Don’t let all the veggie stuff fool you, though; the Del Rio’s trademark Det Burger is one of the best - and certainly the most interesting - cheeseburgers in town. It’s top quality Knight’s beef topped with a delicious, heady melange of mushrooms, green pepper, black olives and onion steamed in beer. Order it rare if you like, but the patty’s a little thin and the grill is very hot. I’ve never seen one come out anything but medium.

I love the pizza here, but the crunchy, strongly flavored whole wheat crust is an acquired taste. You can get a whole of half-pie topped with beef or pepperoni, but I think the dough’s underlying sweetness works best with vegetables. I highly recommend feta, onion, green pepper and jalapeno.

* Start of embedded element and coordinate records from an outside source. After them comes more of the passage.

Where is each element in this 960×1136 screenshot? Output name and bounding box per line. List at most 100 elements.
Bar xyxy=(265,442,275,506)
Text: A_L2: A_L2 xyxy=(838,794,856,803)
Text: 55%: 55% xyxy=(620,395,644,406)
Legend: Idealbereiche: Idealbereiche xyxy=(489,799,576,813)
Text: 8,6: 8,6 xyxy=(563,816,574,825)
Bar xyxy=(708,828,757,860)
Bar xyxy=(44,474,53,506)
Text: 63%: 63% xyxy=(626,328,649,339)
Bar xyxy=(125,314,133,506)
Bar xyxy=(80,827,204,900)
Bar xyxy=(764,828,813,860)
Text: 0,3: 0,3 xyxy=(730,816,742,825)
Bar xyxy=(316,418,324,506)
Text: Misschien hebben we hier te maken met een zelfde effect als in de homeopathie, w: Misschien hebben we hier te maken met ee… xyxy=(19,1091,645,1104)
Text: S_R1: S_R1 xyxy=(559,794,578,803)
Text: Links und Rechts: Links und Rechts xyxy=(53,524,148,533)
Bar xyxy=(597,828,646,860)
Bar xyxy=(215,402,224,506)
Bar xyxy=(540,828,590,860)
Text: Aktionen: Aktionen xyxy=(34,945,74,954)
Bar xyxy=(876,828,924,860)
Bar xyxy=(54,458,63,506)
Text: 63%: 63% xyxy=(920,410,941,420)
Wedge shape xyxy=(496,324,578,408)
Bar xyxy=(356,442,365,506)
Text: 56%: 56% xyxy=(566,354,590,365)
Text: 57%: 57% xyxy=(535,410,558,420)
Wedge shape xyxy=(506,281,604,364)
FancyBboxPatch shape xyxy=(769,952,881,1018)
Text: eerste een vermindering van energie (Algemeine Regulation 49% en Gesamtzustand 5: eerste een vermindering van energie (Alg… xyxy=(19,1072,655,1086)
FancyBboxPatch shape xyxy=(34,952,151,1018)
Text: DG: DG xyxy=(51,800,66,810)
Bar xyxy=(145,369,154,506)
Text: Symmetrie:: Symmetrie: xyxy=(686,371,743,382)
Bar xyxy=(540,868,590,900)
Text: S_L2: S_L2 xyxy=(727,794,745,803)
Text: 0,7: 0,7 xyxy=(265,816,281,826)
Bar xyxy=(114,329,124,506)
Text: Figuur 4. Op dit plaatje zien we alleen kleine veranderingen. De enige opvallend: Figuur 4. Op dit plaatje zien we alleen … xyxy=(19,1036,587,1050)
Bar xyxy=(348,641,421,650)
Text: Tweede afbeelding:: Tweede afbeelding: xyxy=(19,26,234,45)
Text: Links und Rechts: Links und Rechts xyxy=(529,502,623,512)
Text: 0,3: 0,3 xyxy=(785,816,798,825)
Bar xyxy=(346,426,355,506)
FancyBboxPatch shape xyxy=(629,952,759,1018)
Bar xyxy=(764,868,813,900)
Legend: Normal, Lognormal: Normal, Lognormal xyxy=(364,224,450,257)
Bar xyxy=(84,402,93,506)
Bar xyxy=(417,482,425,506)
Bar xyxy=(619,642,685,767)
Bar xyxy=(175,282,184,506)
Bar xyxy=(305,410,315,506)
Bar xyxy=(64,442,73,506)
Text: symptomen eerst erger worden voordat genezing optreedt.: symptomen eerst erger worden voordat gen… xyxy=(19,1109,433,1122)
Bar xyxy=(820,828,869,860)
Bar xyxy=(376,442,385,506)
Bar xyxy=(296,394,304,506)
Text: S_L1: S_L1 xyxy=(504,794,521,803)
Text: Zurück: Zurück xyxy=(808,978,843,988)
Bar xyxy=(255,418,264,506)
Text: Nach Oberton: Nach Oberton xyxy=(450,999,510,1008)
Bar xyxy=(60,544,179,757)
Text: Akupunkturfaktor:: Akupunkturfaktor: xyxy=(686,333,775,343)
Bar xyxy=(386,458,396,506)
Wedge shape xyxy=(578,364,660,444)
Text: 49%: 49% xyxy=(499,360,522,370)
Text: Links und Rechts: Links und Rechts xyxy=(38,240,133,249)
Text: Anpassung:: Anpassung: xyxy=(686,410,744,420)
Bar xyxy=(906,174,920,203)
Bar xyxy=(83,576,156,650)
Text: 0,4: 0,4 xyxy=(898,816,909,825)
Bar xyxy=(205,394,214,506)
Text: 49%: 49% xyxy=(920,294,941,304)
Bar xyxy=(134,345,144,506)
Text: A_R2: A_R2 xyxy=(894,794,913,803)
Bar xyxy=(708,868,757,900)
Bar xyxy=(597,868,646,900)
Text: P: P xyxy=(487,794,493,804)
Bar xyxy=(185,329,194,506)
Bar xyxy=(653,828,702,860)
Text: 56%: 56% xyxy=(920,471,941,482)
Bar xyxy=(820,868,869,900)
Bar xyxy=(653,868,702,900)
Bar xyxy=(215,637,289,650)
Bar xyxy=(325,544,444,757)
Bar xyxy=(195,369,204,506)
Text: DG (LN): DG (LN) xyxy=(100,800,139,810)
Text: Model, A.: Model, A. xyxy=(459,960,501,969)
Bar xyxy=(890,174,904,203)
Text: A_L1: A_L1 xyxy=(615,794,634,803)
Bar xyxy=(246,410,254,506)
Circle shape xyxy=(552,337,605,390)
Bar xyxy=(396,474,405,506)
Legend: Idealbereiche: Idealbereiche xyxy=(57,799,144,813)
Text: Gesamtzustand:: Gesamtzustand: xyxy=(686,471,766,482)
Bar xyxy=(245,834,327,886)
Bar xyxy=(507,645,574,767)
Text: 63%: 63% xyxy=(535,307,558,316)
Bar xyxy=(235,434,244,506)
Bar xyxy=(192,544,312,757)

The vegetable stir-fry is new on the menu, and it’s a winner. It’s a happy, fresh-tasting jumble of mushrooms, green pepper, onions and seasonal vegetables brightened by a light ginger sesame sauce and served over rice. Add tofu or tempeh for an extra buck.

The Del has a reputation for insularity and terrible service, but in recent visits, I haven’t seen any real evidence of either. I will say that more than most bars, the Del Rio is probably not for everybody. And I’m willing to bet that that’s just the way they like it.

Note to those who’ve been wondering: Yes, the Mrs.Butterworth’s next to the monk-shaped Frangelico bottle behind the bar is there as a joke. Order a shot at your own risk. “If you order it,” laughs bartender and senior cook Janet Ledworth, “we’ll make you drink it.”


The Del Rio
122 W. Washington St. 761-2530

Food............7 out of 10
Service.........6 out of 10
Atmosphere..10 out of 10

Hours: Monday-Friday 11:30 a.m.-2 a.m., Saturday noon-2 a.m., Sunday 5:30 p.m.-2 a.m. Live jazz Sunday 5:30-9 p.m. Liquor: full bar, plus Mrs. Butterworth's.

Plastic: no credit cards, no checks.

Prices: Inexpensive. Menu items $2-$7.

Wheelchair access: Call ahead and they'll set up a portable ramp over the steps out front. The rest rooms are tight and there are no grab bars, but you can get a wheelchair in with some negotiating.